Au bruit qu'il fit, elle recouvra une sorte de sérénité. Raymond fut juge alors de l'effort constant qu'elle faisait sur elle-même.
—Écoute, lui dit-il, je ne t'adresserai plus de questions qui ont le don de t'affliger et de t'irriter. Tu obéis évidemment à un serment ou à une nécessité, en te taisant au mépris de mes prières et au détriment de notre enfant... Tu ne m'as jamais dit où tu étais née, mais tu m'as dit plus d'une fois que tu n'avais aucun état civil. Il n'y a plus, pour procéder au mariage, qu'un acte de notoriété à dresser. Y consens-tu? Nous nous concerterons pour t'assigner le lieu d'origine que tu voudras, ou qui nous sera le moins défavorable. La complaisance des témoins ne me fera pas défaut, car, dans la pratique, les témoins de ces sortes de choses ne font de difficultés que s'il s'agit d'un cas où l'honnêteté du but n'est pas évidente. Or, quoi de plus honnête que le but proposé? Si des obstacles se présentent, je les vaincrai. La Providence m'aidera, car il ne s'agit même pas de notre intérêt, il s'agit avant tout de celui de notre enfant!
—Rien de tout cela! dit résolument Marguerite. Quand notre cher enfant aura vu le jour, tu le porteras à la mairie. Tu le reconnaîtras... tu lui donneras ton nom, mais tu ajouteras: Mère inconnue.
Dans l'état de surexcitation nerveuse où il voyait sa maîtresse, Raymond, désolé, n'osa pas insister. Il se résigna.
Puis Marguerite fut prise subitement de la fantaisie des voyages lointains. Elle parla de réaliser leurs quelques économies pour partir en Amérique. Son rêve, disait-elle, était de donner le jour à son enfant dans ce pays libre, où l'on pouvait faire fortune et où, dans tous les cas, il était facile de vivre seuls et ignorés de tous. Elle était devenue la proie d'un bizarre accès de nostalgie: la nostalgie de la solitude.

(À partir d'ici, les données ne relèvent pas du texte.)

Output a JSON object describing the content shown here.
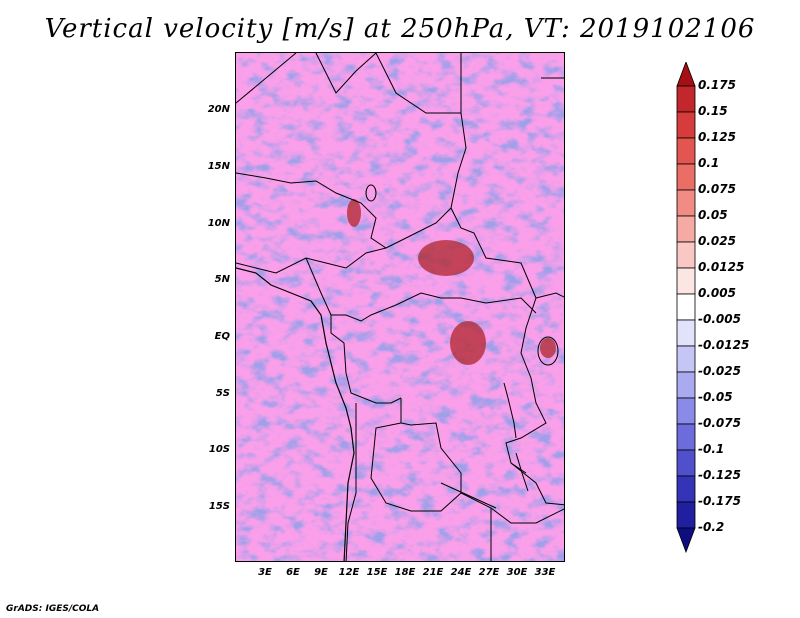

Raymond s'effrayait de ces lubies qui s'accordaient si peu avec le caractère ordinairement si uni de Marguerite. Il se demanda même, un moment, si la maternité n'avait pas causé chez la pauvre femme un dérangement intellectuel et déterminé une sorte de folie, le délire de la persécution.
Un jour, elle rentra tout émue d'une commission très courte à la place Saint-Sulpice. Avait-elle fait quelque mauvaise rencontre? Avait-elle vu quelqu'un qu'elle tînt à ne plus voir?
Elle ne le dit point, mais elle regarda longtemps la rue avec inquiétude, à travers ses rideaux baissés et elle ne recouvra un peu de calme qu'à l'arrivée de son amant, qui rentra quelques instants après.
Et jamais elle ne confiait à personne le secret de cette angoisse perpétuelle qu'on lisait sur son visage! C'était incompréhensible!
Raymond espérait tout bas que la délivrance prochaine apporterait un remède à cet état de choses et il attendait.
Un voyage hors de Paris eût été peut-être salutaire; il comprenait que le séjour de la capitale dans une de ses plus belles rues, puisque ses maisons ont pour perspective le jardin et le palais du Luxembourg, ne compensait pas pour Marguerite la nécessité de gravir à chaque instant cinq étages.
A défaut de l'Amérique, où, pour Darcy, il ne pouvait être question d'aller, cet homme qui adorait sa femme cherchait, hélas! sans la trouver, une combinaison qui lui permît de procurer à sa compagne les joies et les libertés de la campagne.